Arrears and enforcing a maintenance order
A decree is only as good as its enforcement. If the father stops paying or refuses from the outset, the mother files execution proceedings in the same family court. The court has strong recovery powers:
- Salary attachment - the father's employer is directed to deduct the maintenance and pay it to the court or mother.
- Attachment and sale of property - movable and immovable assets can be seized and sold to clear arrears.
- Recovery as arrears of land revenue - unpaid maintenance can be recovered like a government due.
- Civil imprisonment - a wilfully defaulting father can be jailed until the arrears are paid.
Arrears accumulate from the date fixed in the decree, so delay in enforcing does not wipe out what is owed. Keep a clear record of every missed payment. If you are struggling to recover what the court has ordered, our team can file and pursue execution on your behalf - start with a consultation.
How to claim child maintenance
The route is straightforward, though the paperwork and evidence matter.

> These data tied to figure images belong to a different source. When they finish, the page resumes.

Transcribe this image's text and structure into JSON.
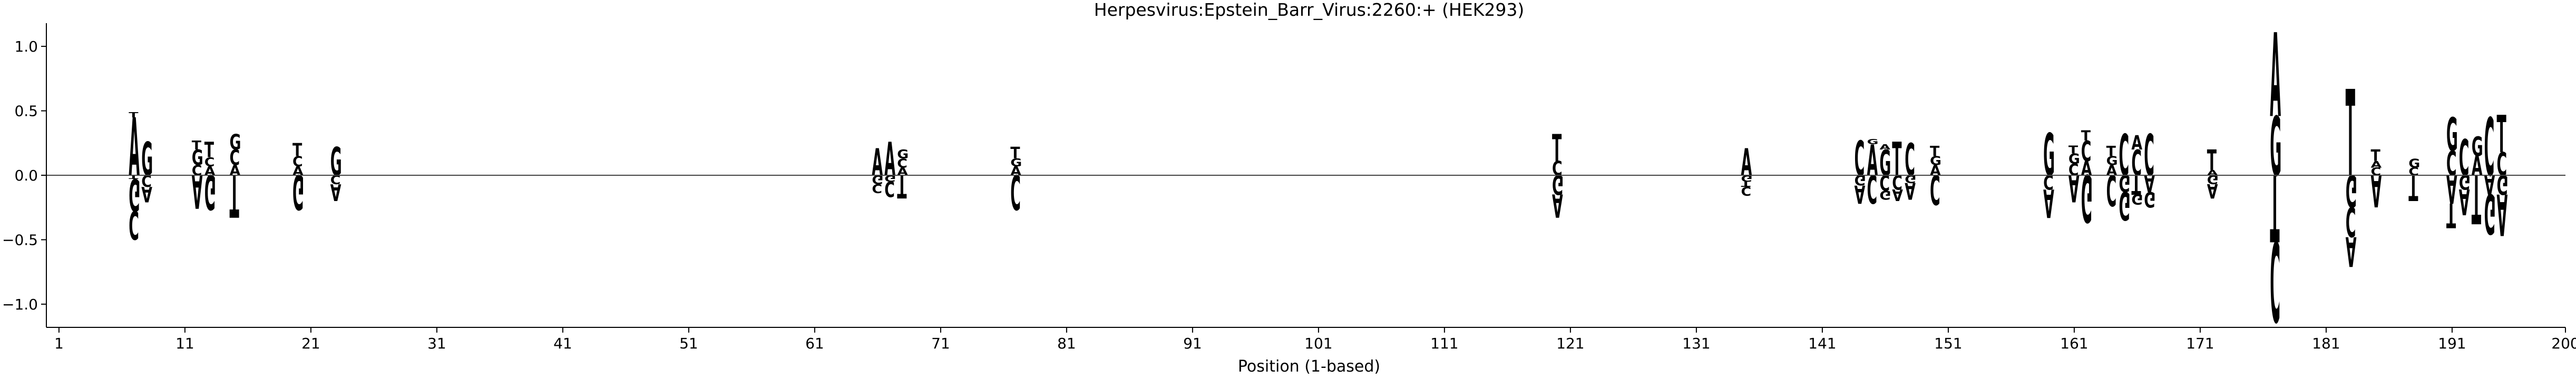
{
  "chart_data": {
    "type": "sequence-logo",
    "title": "Herpesvirus:Epstein_Barr_Virus:2260:+  (HEK293)",
    "xlabel": "Position (1-based)",
    "ylabel": "",
    "xlim": [
      0,
      200
    ],
    "ylim": [
      -1.18,
      1.18
    ],
    "xticks": [
      1,
      11,
      21,
      31,
      41,
      51,
      61,
      71,
      81,
      91,
      101,
      111,
      121,
      131,
      141,
      151,
      161,
      171,
      181,
      191,
      200
    ],
    "xtick_labels": [
      "1",
      "11",
      "21",
      "31",
      "41",
      "51",
      "61",
      "71",
      "81",
      "91",
      "101",
      "111",
      "121",
      "131",
      "141",
      "151",
      "161",
      "171",
      "181",
      "191",
      "200"
    ],
    "yticks": [
      -1.0,
      -0.5,
      0.0,
      0.5,
      1.0
    ],
    "ytick_labels": [
      "−1.0",
      "−0.5",
      "0.0",
      "0.5",
      "1.0"
    ],
    "colors": {
      "A": "#008000",
      "C": "#0000cc",
      "G": "#ffa500",
      "T": "#ff0000"
    },
    "positions": [
      {
        "pos": 7,
        "up": [
          [
            "A",
            0.45
          ],
          [
            "T",
            0.04
          ]
        ],
        "down": [
          [
            "T",
            0.03
          ],
          [
            "G",
            0.25
          ],
          [
            "C",
            0.22
          ]
        ]
      },
      {
        "pos": 8,
        "up": [
          [
            "G",
            0.26
          ]
        ],
        "down": [
          [
            "C",
            0.09
          ],
          [
            "A",
            0.12
          ]
        ]
      },
      {
        "pos": 12,
        "up": [
          [
            "C",
            0.08
          ],
          [
            "G",
            0.12
          ],
          [
            "T",
            0.07
          ]
        ],
        "down": [
          [
            "A",
            0.26
          ]
        ]
      },
      {
        "pos": 13,
        "up": [
          [
            "A",
            0.07
          ],
          [
            "C",
            0.07
          ],
          [
            "T",
            0.12
          ]
        ],
        "down": [
          [
            "G",
            0.27
          ]
        ]
      },
      {
        "pos": 15,
        "up": [
          [
            "A",
            0.08
          ],
          [
            "C",
            0.12
          ],
          [
            "G",
            0.12
          ]
        ],
        "down": [
          [
            "T",
            0.33
          ]
        ]
      },
      {
        "pos": 20,
        "up": [
          [
            "A",
            0.07
          ],
          [
            "C",
            0.08
          ],
          [
            "T",
            0.1
          ]
        ],
        "down": [
          [
            "G",
            0.27
          ]
        ]
      },
      {
        "pos": 23,
        "up": [
          [
            "G",
            0.22
          ]
        ],
        "down": [
          [
            "C",
            0.07
          ],
          [
            "A",
            0.13
          ]
        ]
      },
      {
        "pos": 66,
        "up": [
          [
            "A",
            0.21
          ]
        ],
        "down": [
          [
            "G",
            0.07
          ],
          [
            "C",
            0.07
          ]
        ]
      },
      {
        "pos": 67,
        "up": [
          [
            "A",
            0.26
          ]
        ],
        "down": [
          [
            "G",
            0.05
          ],
          [
            "C",
            0.12
          ]
        ]
      },
      {
        "pos": 68,
        "up": [
          [
            "A",
            0.06
          ],
          [
            "C",
            0.07
          ],
          [
            "G",
            0.07
          ]
        ],
        "down": [
          [
            "T",
            0.18
          ]
        ]
      },
      {
        "pos": 77,
        "up": [
          [
            "A",
            0.07
          ],
          [
            "G",
            0.06
          ],
          [
            "T",
            0.09
          ]
        ],
        "down": [
          [
            "C",
            0.27
          ]
        ]
      },
      {
        "pos": 120,
        "up": [
          [
            "C",
            0.11
          ],
          [
            "T",
            0.21
          ]
        ],
        "down": [
          [
            "G",
            0.15
          ],
          [
            "A",
            0.18
          ]
        ]
      },
      {
        "pos": 135,
        "up": [
          [
            "A",
            0.21
          ]
        ],
        "down": [
          [
            "G",
            0.05
          ],
          [
            "T",
            0.04
          ],
          [
            "C",
            0.07
          ]
        ]
      },
      {
        "pos": 144,
        "up": [
          [
            "C",
            0.27
          ]
        ],
        "down": [
          [
            "G",
            0.08
          ],
          [
            "A",
            0.14
          ]
        ]
      },
      {
        "pos": 145,
        "up": [
          [
            "A",
            0.24
          ],
          [
            "G",
            0.04
          ]
        ],
        "down": [
          [
            "C",
            0.22
          ]
        ]
      },
      {
        "pos": 146,
        "up": [
          [
            "G",
            0.2
          ],
          [
            "A",
            0.04
          ]
        ],
        "down": [
          [
            "C",
            0.12
          ],
          [
            "G",
            0.07
          ]
        ]
      },
      {
        "pos": 147,
        "up": [
          [
            "T",
            0.26
          ]
        ],
        "down": [
          [
            "C",
            0.11
          ],
          [
            "A",
            0.09
          ]
        ]
      },
      {
        "pos": 148,
        "up": [
          [
            "C",
            0.25
          ]
        ],
        "down": [
          [
            "G",
            0.06
          ],
          [
            "A",
            0.13
          ]
        ]
      },
      {
        "pos": 150,
        "up": [
          [
            "A",
            0.08
          ],
          [
            "G",
            0.07
          ],
          [
            "T",
            0.08
          ]
        ],
        "down": [
          [
            "C",
            0.23
          ]
        ]
      },
      {
        "pos": 159,
        "up": [
          [
            "G",
            0.33
          ]
        ],
        "down": [
          [
            "C",
            0.11
          ],
          [
            "A",
            0.22
          ]
        ]
      },
      {
        "pos": 161,
        "up": [
          [
            "C",
            0.09
          ],
          [
            "G",
            0.08
          ],
          [
            "T",
            0.06
          ]
        ],
        "down": [
          [
            "A",
            0.21
          ]
        ]
      },
      {
        "pos": 162,
        "up": [
          [
            "A",
            0.11
          ],
          [
            "C",
            0.16
          ],
          [
            "T",
            0.08
          ]
        ],
        "down": [
          [
            "G",
            0.37
          ]
        ]
      },
      {
        "pos": 164,
        "up": [
          [
            "A",
            0.08
          ],
          [
            "G",
            0.07
          ],
          [
            "T",
            0.08
          ]
        ],
        "down": [
          [
            "C",
            0.24
          ]
        ]
      },
      {
        "pos": 165,
        "up": [
          [
            "C",
            0.32
          ]
        ],
        "down": [
          [
            "G",
            0.13
          ],
          [
            "G",
            0.22
          ]
        ]
      },
      {
        "pos": 166,
        "up": [
          [
            "C",
            0.2
          ],
          [
            "A",
            0.11
          ]
        ],
        "down": [
          [
            "T",
            0.15
          ],
          [
            "G",
            0.08
          ]
        ]
      },
      {
        "pos": 167,
        "up": [
          [
            "C",
            0.32
          ]
        ],
        "down": [
          [
            "A",
            0.13
          ],
          [
            "G",
            0.12
          ]
        ]
      },
      {
        "pos": 172,
        "up": [
          [
            "A",
            0.04
          ],
          [
            "T",
            0.16
          ]
        ],
        "down": [
          [
            "G",
            0.07
          ],
          [
            "A",
            0.11
          ]
        ]
      },
      {
        "pos": 177,
        "up": [
          [
            "G",
            0.46
          ],
          [
            "A",
            0.65
          ]
        ],
        "down": [
          [
            "T",
            0.52
          ],
          [
            "C",
            0.62
          ]
        ]
      },
      {
        "pos": 183,
        "up": [
          [
            "T",
            0.67
          ]
        ],
        "down": [
          [
            "G",
            0.25
          ],
          [
            "C",
            0.23
          ],
          [
            "A",
            0.23
          ]
        ]
      },
      {
        "pos": 185,
        "up": [
          [
            "C",
            0.06
          ],
          [
            "A",
            0.05
          ],
          [
            "T",
            0.09
          ]
        ],
        "down": [
          [
            "A",
            0.25
          ]
        ]
      },
      {
        "pos": 188,
        "up": [
          [
            "C",
            0.06
          ],
          [
            "G",
            0.07
          ]
        ],
        "down": [
          [
            "T",
            0.2
          ]
        ]
      },
      {
        "pos": 191,
        "up": [
          [
            "C",
            0.19
          ],
          [
            "G",
            0.26
          ]
        ],
        "down": [
          [
            "A",
            0.22
          ],
          [
            "T",
            0.19
          ]
        ]
      },
      {
        "pos": 192,
        "up": [
          [
            "C",
            0.28
          ]
        ],
        "down": [
          [
            "G",
            0.11
          ],
          [
            "A",
            0.2
          ]
        ]
      },
      {
        "pos": 193,
        "up": [
          [
            "A",
            0.15
          ],
          [
            "G",
            0.15
          ]
        ],
        "down": [
          [
            "T",
            0.38
          ]
        ]
      },
      {
        "pos": 194,
        "up": [
          [
            "C",
            0.45
          ]
        ],
        "down": [
          [
            "A",
            0.15
          ],
          [
            "G",
            0.31
          ]
        ]
      },
      {
        "pos": 195,
        "up": [
          [
            "C",
            0.18
          ],
          [
            "T",
            0.29
          ]
        ],
        "down": [
          [
            "G",
            0.15
          ],
          [
            "A",
            0.32
          ]
        ]
      }
    ]
  }
}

In outline:
- File a maintenance suit in the family court where the mother and child reside.
- Attach the child's documents - birth or B-form, the parents' nikah nama, and any proof of the father's income and assets.
- Ask the court to fix interim maintenance under Section 17A at the first hearing.
- Lead evidence on the father's means and the child's needs; the father is served and files his defence.
- The court passes a final decree fixing the monthly amount, any arrears and the annual increase.
Maintenance is frequently claimed alongside custody, so it makes sense to deal with both together - see our guides to child custody and the welfare principle and, where relevant, khula procedure.
Frequently asked questions
How is child maintenance calculated in Pakistan?
There is no fixed formula. The court weighs the father's income, assets and lifestyle against the child's reasonable needs - food, clothing, schooling and medical care - and fixes a proportionate monthly amount that is fair to both sides.
Until what age must a father pay?
A son must be maintained until he reaches majority (18) or can support himself; a daughter until she is married. A divorced daughter with no income may continue to claim until she remarries.
What is interim maintenance under Section 17A?
The court fixes an interim monthly amount at the father's first appearance. If he fails to pay by the 14th of the month, his defence can be struck off and the suit decreed against him.
Does the amount increase every year?
Yes. Under the Punjab Family Courts (Amendment) Act 2015, if the court does not set its own rate the maintenance rises automatically by 10 percent each year.
What if the father refuses to pay?
File execution proceedings. The court can attach his salary, seize property, recover arrears as land revenue and order civil imprisonment for wilful default.
How much do courts usually award?
Commonly PKR 5,000 to PKR 30,000 per child per month, and more for affluent fathers. The figure depends on proven income and the child's needs, so it varies widely.